Within-sample k-fold and out-of-sample validations. This figure summarizes the validations for (A) BDAE ‘cookie theft’ 15-word checklist, (B) BDAE ‘cookie theft’ 15-word checklist with cognitive measures of ACE-R and MLSE, (C) MLSE ‘beach scene’ 15-word checklist and (D) MLSE ‘beach scene’ 15-word checklist with cognitive measures of ACE-R and MLSE. The curved brackets under or next to the group names (e.g. Patients, ‘Motor’ and ‘Lexico-Semantic’) illustrate the number of participants who were classified correctly out of the total N. The percentages in red indicate the within-sample 4-fold and out-of-sample validation accuracies.
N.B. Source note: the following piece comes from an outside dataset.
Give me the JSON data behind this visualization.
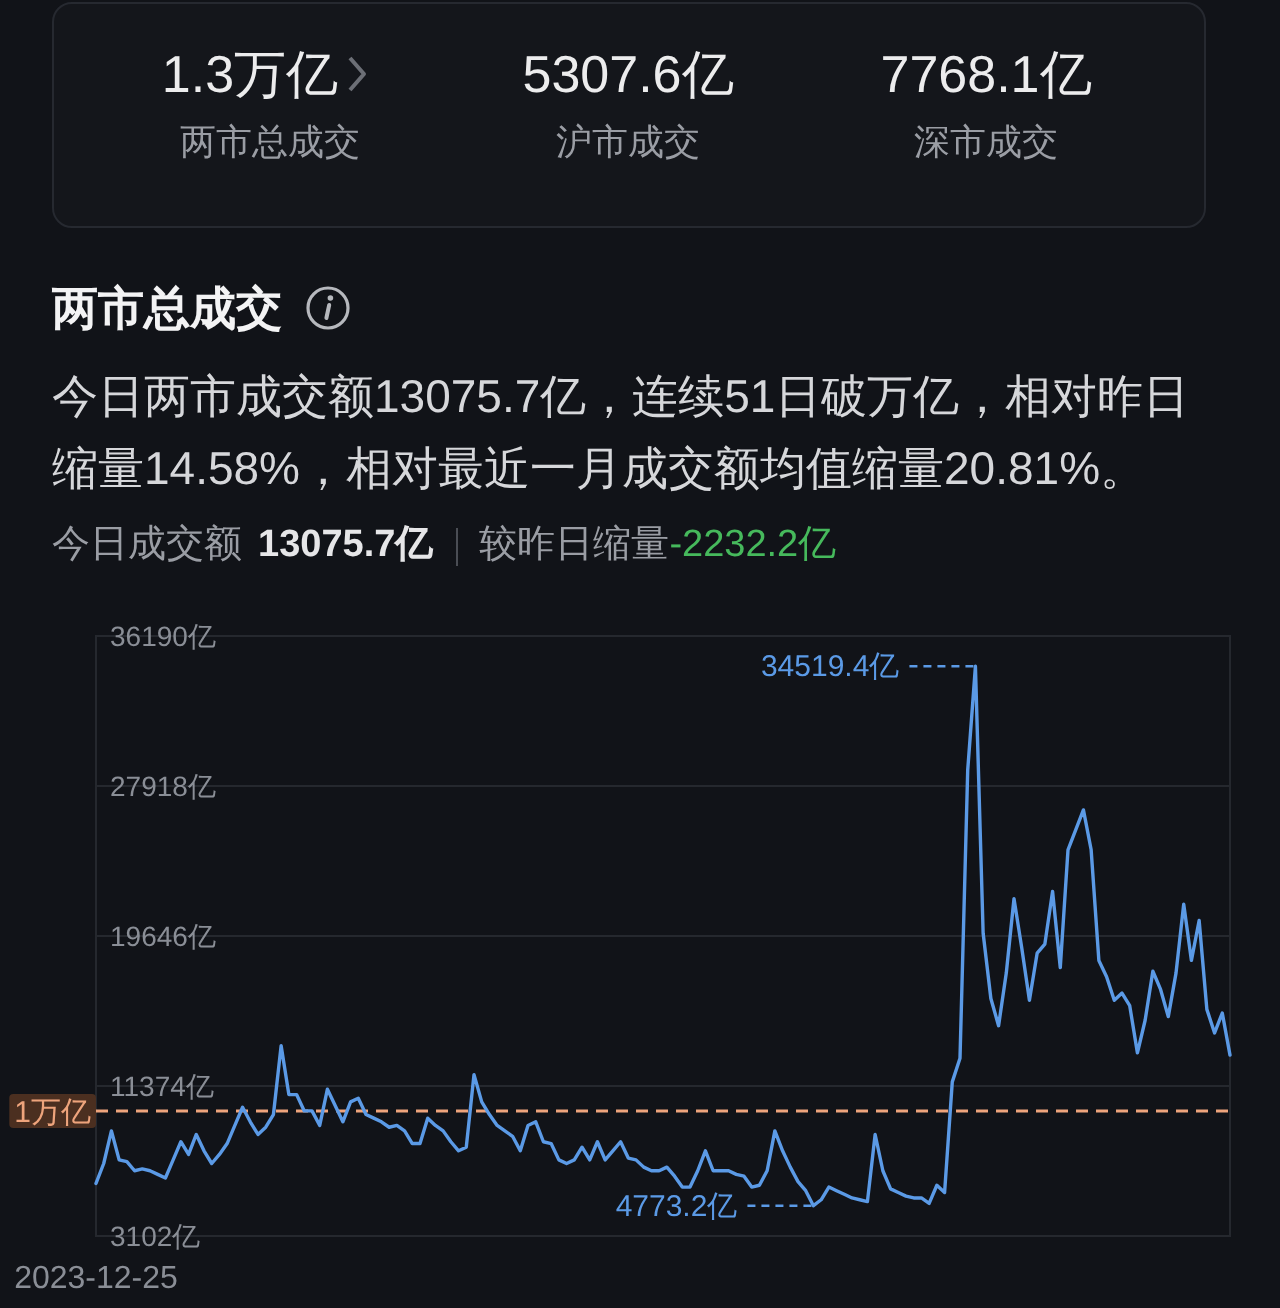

ACE-R, Addenbrooke’s Cognitive Examination Revised; BDAE, Boston Diagnostic Aphasia Examination; CBS, corticobasal syndrome; lvPPA, logopenic variant of primary progressive aphasia; MLSE, Mini Linguistic State Examination; nfvPPA, non-fluent variant of primary progressive aphasia; PSP, progressive supranuclear palsy; svPPA, semantic variant of primary progressive aphasia.